Salgo del baño y camino hacia el salón de reuniones, veinte sillas, de ellas, solo ocho están ocupadas, pero Sebastián no ha llegado. Debe estar por llegar, no puedo saberlo, ¿o sí? Varias miradas caen sobre mí, la mayoría son de las chicas que están en el público.

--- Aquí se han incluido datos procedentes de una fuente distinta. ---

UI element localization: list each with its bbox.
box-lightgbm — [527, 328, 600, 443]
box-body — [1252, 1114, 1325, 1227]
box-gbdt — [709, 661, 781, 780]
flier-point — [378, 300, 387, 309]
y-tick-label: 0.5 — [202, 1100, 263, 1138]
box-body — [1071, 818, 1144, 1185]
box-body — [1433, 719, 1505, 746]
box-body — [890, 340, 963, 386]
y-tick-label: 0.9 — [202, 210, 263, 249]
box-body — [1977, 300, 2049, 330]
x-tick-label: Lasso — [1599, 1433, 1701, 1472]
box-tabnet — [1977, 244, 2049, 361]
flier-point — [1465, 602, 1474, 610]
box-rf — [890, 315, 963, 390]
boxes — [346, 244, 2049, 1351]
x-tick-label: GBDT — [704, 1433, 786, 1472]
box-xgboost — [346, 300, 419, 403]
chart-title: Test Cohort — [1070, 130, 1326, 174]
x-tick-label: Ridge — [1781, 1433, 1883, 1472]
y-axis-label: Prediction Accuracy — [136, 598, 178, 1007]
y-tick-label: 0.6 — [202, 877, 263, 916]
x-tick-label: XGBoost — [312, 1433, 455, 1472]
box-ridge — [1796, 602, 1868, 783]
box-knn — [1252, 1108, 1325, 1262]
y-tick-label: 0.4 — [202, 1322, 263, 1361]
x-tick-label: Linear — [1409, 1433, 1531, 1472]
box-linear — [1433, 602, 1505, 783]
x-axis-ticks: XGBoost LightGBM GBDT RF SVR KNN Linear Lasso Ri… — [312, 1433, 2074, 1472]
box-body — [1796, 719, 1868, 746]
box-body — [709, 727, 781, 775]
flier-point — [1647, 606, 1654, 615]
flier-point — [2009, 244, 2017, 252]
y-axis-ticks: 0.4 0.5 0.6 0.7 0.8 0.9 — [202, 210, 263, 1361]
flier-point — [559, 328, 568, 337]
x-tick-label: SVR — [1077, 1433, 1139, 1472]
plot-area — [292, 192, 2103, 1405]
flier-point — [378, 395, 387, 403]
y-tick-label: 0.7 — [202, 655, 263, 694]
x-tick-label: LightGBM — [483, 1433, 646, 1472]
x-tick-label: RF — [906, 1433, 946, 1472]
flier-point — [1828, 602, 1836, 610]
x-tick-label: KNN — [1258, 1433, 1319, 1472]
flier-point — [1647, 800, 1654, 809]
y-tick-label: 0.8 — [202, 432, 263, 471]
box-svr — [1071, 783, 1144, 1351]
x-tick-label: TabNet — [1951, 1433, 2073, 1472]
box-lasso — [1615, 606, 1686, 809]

El sonido de mis tacones resuena aún más cuando subo las escaleras para llegar al podio, mis uñas acrílicas toquetean el micrófono.
—Hola —sonrío, ninguna de ellas me devuelve el gesto—. Espero se encuentren completamente estables para estar aquí el día de hoy —es estúpido decirles «Que estén bien» Cuando claramente, no lo están—. Es un grupo nuevo el de hoy, por lo que puedo ver —el movimiento de la puerta de entrada llama mi atención, y el hombre que está robándose mi corazón llena mi campo de visión. Sonrío ante su expresión de confusión y le hago un asentimiento a modo de saludo, el cual él corresponde antes de sentarse hasta el fondo—. Hoy quiero comenzar de una manera muy poco usual, ya que siempre inicio con el mismo sermón de siempre, bla, bla, bla. Quiero cambiar eso un poco, así que, iniciaré dando mi testimonio.
>> Primero que nada; mi nombre es Aibyleen Whittemore, tengo veinticinco años y soy una Barbie, básicamente. Amo la moda, la ropa, los brillos, las cosas caras, y todo lo que sea adecuado para verme sensacional —me señalo, sonrío sacudiendo mi cabello—. Algunas pueden conocerme porque he estado en varias pasarelas, ya saben, soy modelo. Soy cosmetóloga y también tengo una línea de maquillaje. Soy una estrellita, técnicamente. Y también sé que muchas deben conocer mi historia, el trastorno que padezco y mi lucha diaria para poder estar aquí.
>> Me considero una persona extrovertida, carismática, y sobre todo, muy arrogante. Me encanta verme al espejo y decirme lo fabulosa que soy, lo hermosa y perfecta que luzco cada día. Incluso, puedo afírmales que, no hay nadie más en el mundo a quien ame más que a mí misma. Si, soy muy explícita en ese aspecto, no se preocupen. Tal vez necesito un poco de terapia o menospreciarme de vez en cuando, pero no, no lo haré, ¡Jamás! Porque lo hice una vez, y no volveré a ello.
>> Mi historia comienza hace diez años atrás, mucho tiempo después de que me diagnosticaran PIT, exactamente cuando tenía quince años, cuando me creía la peor basura del planeta —digo con toda la sinceridad que consigo reunir—. En esos tiempos, estaba en la escuela, mi vida era pésima, horrible si es que no se puede decir horrorosa. Era blanca, pálida, era demasiado delgada, y, lo último, pero no menos importante, sufría de anorexia. —El entrecejo de Sebastián se frunce automáticamente ante mi confesión, y la peor parte comienza—. Estaba obsesionada con mi peso, no podía verme siquiera en el espejo porque parecía que estuviera viendo a una ballena en vez de a mí, cuando la realidad era que pesaba menos que un niño de diez años, ¿en qué mundo estaba bien eso?